Hidup sudah menemukan kesempurnaannya sekarang. Kau punya pekerjaan mapan dan kau juga menikah. Syarat-syarat untuk bisa dibilang hidup normal dalam bermasyarakat sekarang terpenuhi sudah. Selanjutnya, hanya sesuatu yang disebut rutinitas. Kamu bangun pagi-pagi, sarapan bersama keluarga, berangkat ke kantor, pulang sore, tiba di rumah malam, dan karena kecapekan, kamu langsung tidur. Besok paginya begitu juga. Besok lusa pun begitu. Besok lusa-lusanya lagi masih seperti itu. Bulan depan juga, ketika bangun telat lebih limabelas menit dari jadwal, kamu sudah bisa memperkirakan bakal nyampe kantor telat setengah jam. Kamu hidup dalam jadwal yang membuatmu terpola. Kamu menjadi tidak biasa untuk berimprovisasi. Antisipasi demi antisipasi kamu susun, Penuh pertimbangan ini-itu dan hasilnya, tagihan demi tagihan menumpuk di sakumu. Tetapi, bukankah hidup selamanya berada dalam ketidakpastian?
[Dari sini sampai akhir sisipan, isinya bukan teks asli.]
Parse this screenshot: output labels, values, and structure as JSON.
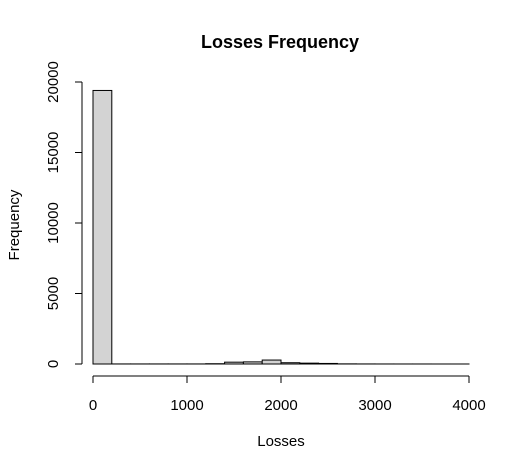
{
  "chart_data": {
    "type": "bar",
    "subtype": "histogram",
    "title": "Losses Frequency",
    "xlabel": "Losses",
    "ylabel": "Frequency",
    "xlim": [
      0,
      4000
    ],
    "ylim": [
      0,
      20000
    ],
    "x_ticks": [
      0,
      1000,
      2000,
      3000,
      4000
    ],
    "y_ticks": [
      0,
      5000,
      10000,
      15000,
      20000
    ],
    "grid": false,
    "bar_color": "#d3d3d3",
    "bins": [
      {
        "from": 0,
        "to": 200,
        "count": 19400
      },
      {
        "from": 200,
        "to": 400,
        "count": 5
      },
      {
        "from": 400,
        "to": 600,
        "count": 5
      },
      {
        "from": 600,
        "to": 800,
        "count": 5
      },
      {
        "from": 800,
        "to": 1000,
        "count": 5
      },
      {
        "from": 1000,
        "to": 1200,
        "count": 5
      },
      {
        "from": 1200,
        "to": 1400,
        "count": 20
      },
      {
        "from": 1400,
        "to": 1600,
        "count": 130
      },
      {
        "from": 1600,
        "to": 1800,
        "count": 150
      },
      {
        "from": 1800,
        "to": 2000,
        "count": 280
      },
      {
        "from": 2000,
        "to": 2200,
        "count": 90
      },
      {
        "from": 2200,
        "to": 2400,
        "count": 60
      },
      {
        "from": 2400,
        "to": 2600,
        "count": 40
      },
      {
        "from": 2600,
        "to": 2800,
        "count": 10
      },
      {
        "from": 2800,
        "to": 3000,
        "count": 5
      },
      {
        "from": 3000,
        "to": 3200,
        "count": 3
      },
      {
        "from": 3200,
        "to": 3400,
        "count": 2
      },
      {
        "from": 3400,
        "to": 3600,
        "count": 2
      },
      {
        "from": 3600,
        "to": 3800,
        "count": 1
      },
      {
        "from": 3800,
        "to": 4000,
        "count": 1
      }
    ]
  }
}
Tidak terasa, tahun demi tahun terlewati. Kesepuluh anakmu sudah memiliki cucu semua. Sekarang, berbekal uang pensiun dari perusahaanmu, kamu kembali ke agama. Rajin solat, mengunjungi masjid dan mengaji. Sebagai bekal persiapan untuk dikubur nanti.

Sudah, kehidupanmu sudah bisa aku prediksi akan seperti apa.

Pertanyaannya sekarang, sebelum kita mati nanti, apakah kita bisa mempunyai kesempatan untuk mengenali keterasingan yang akan kita hadapi di dunia yang mekanistis ini? Bila kita beruntung bisa mengenali keterasingan kita sendiri, apakah kita juga mempunyai kekuatan untuk keluar darinya? Keluar dan mengenali seperti apa hidup ini, hidup yang jauh dari kutukan rutinitas yang mengalienasi ini? Hidup yang tidak sekadar mengikuti norma-norma mayoritas yang seringkali menihilkan eksistensi individunya sendiri. Tetapi, kehidupan yang bisa memberi kita makna. Bisakah kita mempunyai kekuatan untuk tidak hanya sekadar menjadi silent majority, yang terombang-ambing dalam kegalauan massa yang acapkali menggerogoti keotentikan dirikita sendiri sebagai individu? O, aku berharap aku mempunyai kekuatan seperti itu. Aku berharap betul.

Maka dari itu, semuanya…nyalakan rokok kalian dan mulai berdoa yang terbaik bagi dirinya sendiri. Tengadahkan kepala kalian ke langit dan hembuskan asap rokok yang telah kalian isap. Lalu, teriakkan keras-keras: for those who about to rock, I salute YOU!